Consider these two queries:

select name from table where name = 'sri';
select name from table where name = 'pal';

Assuming a non-clustered index on the name column, with half the table containing ‘sri’ and a small number of rows containing ‘pal’, the optimal approach varies. For the first query, a table scan is more efficient as half the table shares the same value. For the second query, an index scan is preferable as only a few rows contain ‘pal’.

This demonstrates that even similar queries might benefit from different execution plans. Careful analysis is crucial before making decisions. Use the “recompile” option in stored procedures when you want to prevent plan reuse.

Even when using stored procedures or sp_executesql, plan reuse isn’t guaranteed. Situations where plans aren’t reused include:

Modifications to indexes used by the query (changes or deletions)
Changes to the statistics, structure, or schema of tables accessed by the query
Explicit use of the “recompile” option
A high volume of data modifications (insertions, updates, or deletions)
Mixing DDL (Data Definition Language) and DML (Data Manipulation Language) statements within a single query

#5 Eliminating Redundant Indexes

Once queries are optimized, review index usage.
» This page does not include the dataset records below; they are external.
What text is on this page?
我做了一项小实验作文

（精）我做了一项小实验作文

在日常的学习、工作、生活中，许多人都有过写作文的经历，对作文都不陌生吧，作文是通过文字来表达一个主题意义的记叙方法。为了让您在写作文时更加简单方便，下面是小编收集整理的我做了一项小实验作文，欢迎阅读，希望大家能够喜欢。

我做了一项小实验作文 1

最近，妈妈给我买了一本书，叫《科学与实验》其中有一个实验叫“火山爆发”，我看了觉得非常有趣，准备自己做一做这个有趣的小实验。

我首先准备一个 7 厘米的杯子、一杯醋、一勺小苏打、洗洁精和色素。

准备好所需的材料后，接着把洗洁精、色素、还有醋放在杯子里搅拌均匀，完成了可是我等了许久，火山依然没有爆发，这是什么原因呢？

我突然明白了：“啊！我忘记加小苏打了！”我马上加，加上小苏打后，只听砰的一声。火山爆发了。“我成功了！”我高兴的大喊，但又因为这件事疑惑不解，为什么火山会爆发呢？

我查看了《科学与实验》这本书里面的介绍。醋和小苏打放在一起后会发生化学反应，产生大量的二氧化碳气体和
Index maintenance demands significant CPU and I/O resources. Every data insertion triggers index updates, so removing unused indexes is beneficial.

SQL Server provides the dm_db_index_usage_stats DMV for analyzing index statistics. This T-SQL code snippet retrieves index usage statistics:

 1
 2
 3
 4
 5
 6
 7
 8
 9
10
11
12
SELECT 
OBJECT_NAME(IUS.[OBJECT_ID]) AS [OBJECT NAME],
DB_NAME(IUS.database_id) AS [DATABASE NAME],
I.[NAME] AS [INDEX NAME],
USER_SEEKS,
USER_SCANS,
USER_LOOKUPS,
USER_UPDATES
FROM SYS.DM_DB_INDEX_USAGE_STATS AS IUS
INNER JOIN SYS.INDEXES AS I
ON I.[OBJECT_ID] = IUS.[OBJECT_ID]
AND I.INDEX_ID = IUS.INDEX_ID

Identify indexes with minimal or no usage and consider removing them to enhance performance.
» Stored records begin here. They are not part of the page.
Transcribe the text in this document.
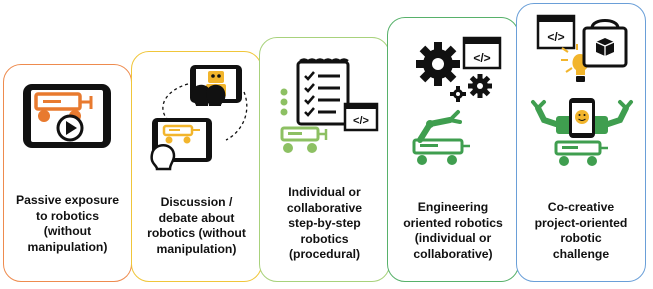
Passive exposure
to robotics
(without
manipulation)
Discussion /
debate about
robotics (without
manipulation)
Individual or
collaborative
step-by-step
robotics
(procedural)
Engineering
oriented robotics
(individual or
collaborative)
Co-creative
project-oriented
robotic
challenge
</>
</>
</>
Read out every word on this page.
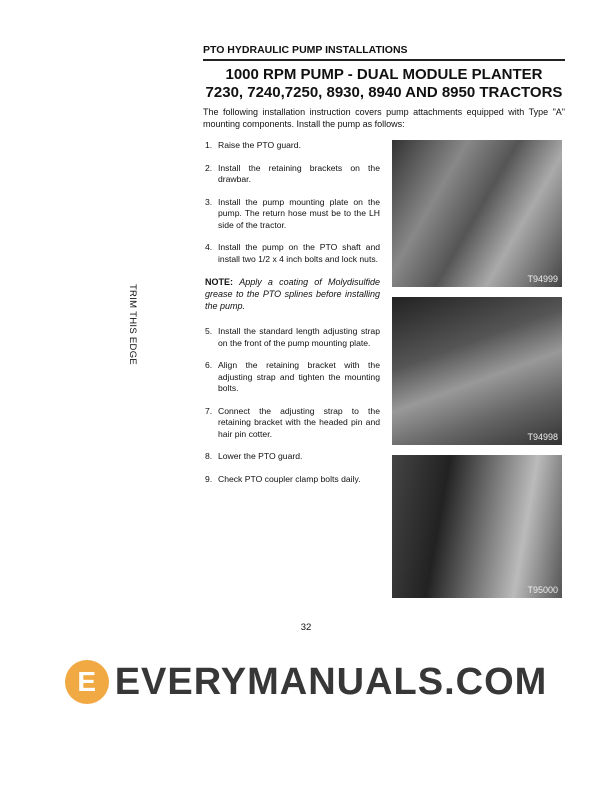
PTO HYDRAULIC PUMP INSTALLATIONS
1000 RPM PUMP - DUAL MODULE PLANTER
7230, 7240,7250, 8930, 8940 AND 8950 TRACTORS
The following installation instruction covers pump attachments equipped with Type "A" mounting components. Install the pump as follows:
1. Raise the PTO guard.
2. Install the retaining brackets on the drawbar.
3. Install the pump mounting plate on the pump. The return hose must be to the LH side of the tractor.
4. Install the pump on the PTO shaft and install two 1/2 x 4 inch bolts and lock nuts.
NOTE: Apply a coating of Molydisulfide grease to the PTO splines before installing the pump.
5. Install the standard length adjusting strap on the front of the pump mounting plate.
6. Align the retaining bracket with the adjusting strap and tighten the mounting bolts.
7. Connect the adjusting strap to the retaining bracket with the headed pin and hair pin cotter.
8. Lower the PTO guard.
9. Check PTO coupler clamp bolts daily.
T94999
T94998
T95000
TRIM THIS EDGE
32
E EVERYMANUALS.COM
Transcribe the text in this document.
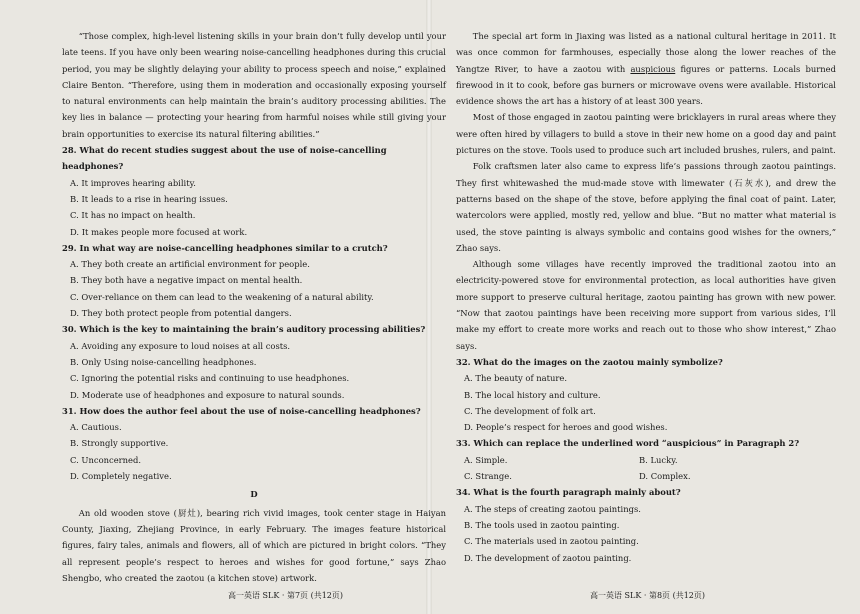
“Those complex, high-level listening skills in your brain don’t fully develop until your late teens. If you have only been wearing noise-cancelling headphones during this crucial period, you may be slightly delaying your ability to process speech and noise,” explained Claire Benton. “Therefore, using them in moderation and occasionally exposing yourself to natural environments can help maintain the brain’s auditory processing abilities. The key lies in balance — protecting your hearing from harmful noises while still giving your brain opportunities to exercise its natural filtering abilities.”

28. What do recent studies suggest about the use of noise-cancelling headphones?

A. It improves hearing ability.

B. It leads to a rise in hearing issues.

C. It has no impact on health.

D. It makes people more focused at work.

29. In what way are noise-cancelling headphones similar to a crutch?

A. They both create an artificial environment for people.

B. They both have a negative impact on mental health.

C. Over-reliance on them can lead to the weakening of a natural ability.

D. They both protect people from potential dangers.

30. Which is the key to maintaining the brain’s auditory processing abilities?

A. Avoiding any exposure to loud noises at all costs.

B. Only Using noise-cancelling headphones.

C. Ignoring the potential risks and continuing to use headphones.

D. Moderate use of headphones and exposure to natural sounds.

31. How does the author feel about the use of noise-cancelling headphones?

A. Cautious.

B. Strongly supportive.

C. Unconcerned.

D. Completely negative.

D

An old wooden stove (厨灶), bearing rich vivid images, took center stage in Haiyan County, Jiaxing, Zhejiang Province, in early February. The images feature historical figures, fairy tales, animals and flowers, all of which are pictured in bright colors. “They all represent people’s respect to heroes and wishes for good fortune,” says Zhao Shengbo, who created the zaotou (a kitchen stove) artwork.

The special art form in Jiaxing was listed as a national cultural heritage in 2011. It was once common for farmhouses, especially those along the lower reaches of the Yangtze River, to have a zaotou with auspicious figures or patterns. Locals burned firewood in it to cook, before gas burners or microwave ovens were available. Historical evidence shows the art has a history of at least 300 years.

Most of those engaged in zaotou painting were bricklayers in rural areas where they were often hired by villagers to build a stove in their new home on a good day and paint pictures on the stove. Tools used to produce such art included brushes, rulers, and paint.

Folk craftsmen later also came to express life’s passions through zaotou paintings. They first whitewashed the mud-made stove with limewater (石灰水), and drew the patterns based on the shape of the stove, before applying the final coat of paint. Later, watercolors were applied, mostly red, yellow and blue. “But no matter what material is used, the stove painting is always symbolic and contains good wishes for the owners,” Zhao says.

Although some villages have recently improved the traditional zaotou into an electricity-powered stove for environmental protection, as local authorities have given more support to preserve cultural heritage, zaotou painting has grown with new power. “Now that zaotou paintings have been receiving more support from various sides, I’ll make my effort to create more works and reach out to those who show interest,” Zhao says.

32. What do the images on the zaotou mainly symbolize?

A. The beauty of nature.

B. The local history and culture.

C. The development of folk art.

D. People’s respect for heroes and good wishes.

33. Which can replace the underlined word “auspicious” in Paragraph 2?

A. Simple.	B. Lucky.
C. Strange.	D. Complex.

34. What is the fourth paragraph mainly about?

A. The steps of creating zaotou paintings.

B. The tools used in zaotou painting.

C. The materials used in zaotou painting.

D. The development of zaotou painting.

高一英语 SLK · 第7页 (共12页)	高一英语 SLK · 第8页 (共12页)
#6 SQL Server Installation and Database Configuration

During database setup, store data and log files separately. This is because data file access is non-sequential, while log file access is sequential. Storing them on the same drive hinders optimization.

Consult your hardware and networking teams regarding Storage Area Network (SAN) setup. Vendor recommendations are helpful but often insufficient. Collaborate to determine the optimal separate storage strategy for data and log files.
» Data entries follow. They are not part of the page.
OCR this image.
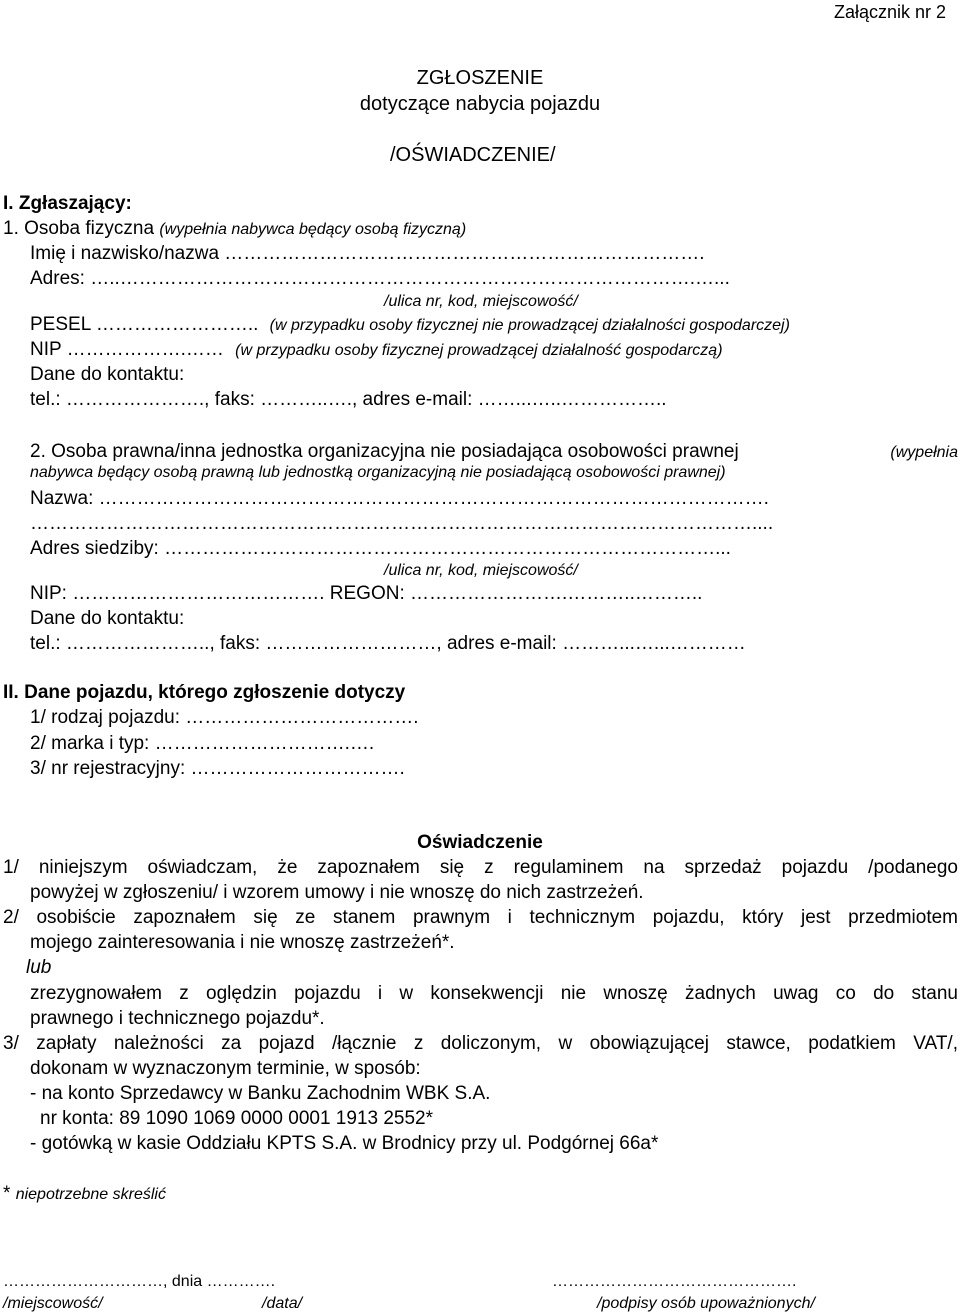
Załącznik nr 2
ZGŁOSZENIE
dotyczące nabycia pojazdu
/OŚWIADCZENIE/
I. Zgłaszający:
1. Osoba fizyczna (wypełnia nabywca będący osobą fizyczną)
Imię i nazwisko/nazwa ………………………………………………………………….
Adres: …..……………………………………………………………………………….…...
/ulica nr, kod, miejscowość/
PESEL …………………….. (w przypadku osoby fizycznej nie prowadzącej działalności gospodarczej)
NIP ……………….…… (w przypadku osoby fizycznej prowadzącej działalność gospodarczą)
Dane do kontaktu:
tel.: …………………., faks: ………..…., adres e-mail: ……...…..……………..
2. Osoba prawna/inna jednostka organizacyjna nie posiadająca osobowości prawnej	(wypełnia
nabywca będący osobą prawną lub jednostką organizacyjną nie posiadającą osobowości prawnej)
Nazwa: …………………………………………………………………………………………….
……………………………………………………………………………………………………....
Adres siedziby: ……………………………………………………………………………...
/ulica nr, kod, miejscowość/
NIP: …………………………………. REGON: …………………….………..………..
Dane do kontaktu:
tel.: ………………….., faks: ………………………, adres e-mail: ………...…...…………
II. Dane pojazdu, którego zgłoszenie dotyczy
1/ rodzaj pojazdu: ……………………………….
2/ marka i typ: ………………………….….
3/ nr rejestracyjny: …………………………….
Oświadczenie
1/ niniejszym oświadczam, że zapoznałem się z regulaminem na sprzedaż pojazdu /podanego
powyżej w zgłoszeniu/ i wzorem umowy i nie wnoszę do nich zastrzeżeń.
2/ osobiście zapoznałem się ze stanem prawnym i technicznym pojazdu, który jest przedmiotem
mojego zainteresowania i nie wnoszę zastrzeżeń*.
lub
zrezygnowałem z oględzin pojazdu i w konsekwencji nie wnoszę żadnych uwag co do stanu
prawnego i technicznego pojazdu*.
3/ zapłaty należności za pojazd /łącznie z doliczonym, w obowiązującej stawce, podatkiem VAT/,
dokonam w wyznaczonym terminie, w sposób:
- na konto Sprzedawcy w Banku Zachodnim WBK S.A.
nr konta: 89 1090 1069 0000 0001 1913 2552*
- gotówką w kasie Oddziału KPTS S.A. w Brodnicy przy ul. Podgórnej 66a*
* niepotrzebne skreślić
…………………………, dnia ………….	……………………………………….
/miejscowość/	/data/	/podpisy osób upoważnionych/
#7 Avoid SQL Server Overload

Ensuring a smooth-running production server that effectively serves customers is paramount. Maintaining separate databases (ideally on separate machines) for different environments is crucial:

Production
Development
Testing
Analytical

A production database requires full recovery mode recovery mode, while a simple recovery mode suffices for other environments.

Testing on a production database strains the transaction log, indexes, CPU, and I/O. Separate databases for each environment mitigate this. Separate machines further reduce CPU and I/O load.

#8 Transaction Log, tempdb, and Memory

Allocate sufficient free space for the log file to prevent autogrow operations, which can be time-consuming and block other operations. Use DBCC SQLPERF(logspace) to monitor log file size and usage for each database.

For optimal tempdb performance, allocate it to a separate disk. Maximize its initial size to minimize autogrow occurrences, which can hinder performance.

As mentioned earlier, dedicate a separate machine to SQL Server, ideally without other applications. Allocate sufficient memory to the operating system, with additional allocation for cluster environments (around 2GB is often sufficient).

For mission critical environments, a millisecond delay in getting information can be a deal breaker.

SQL Server Performance Tuning: A Wise Investment

This article provides a high-level overview of basic SQL Server performance tuning. Following these steps typically yields a 40 to 50 percent performance improvement. Advanced tuning requires a more in-depth exploration of each concept discussed.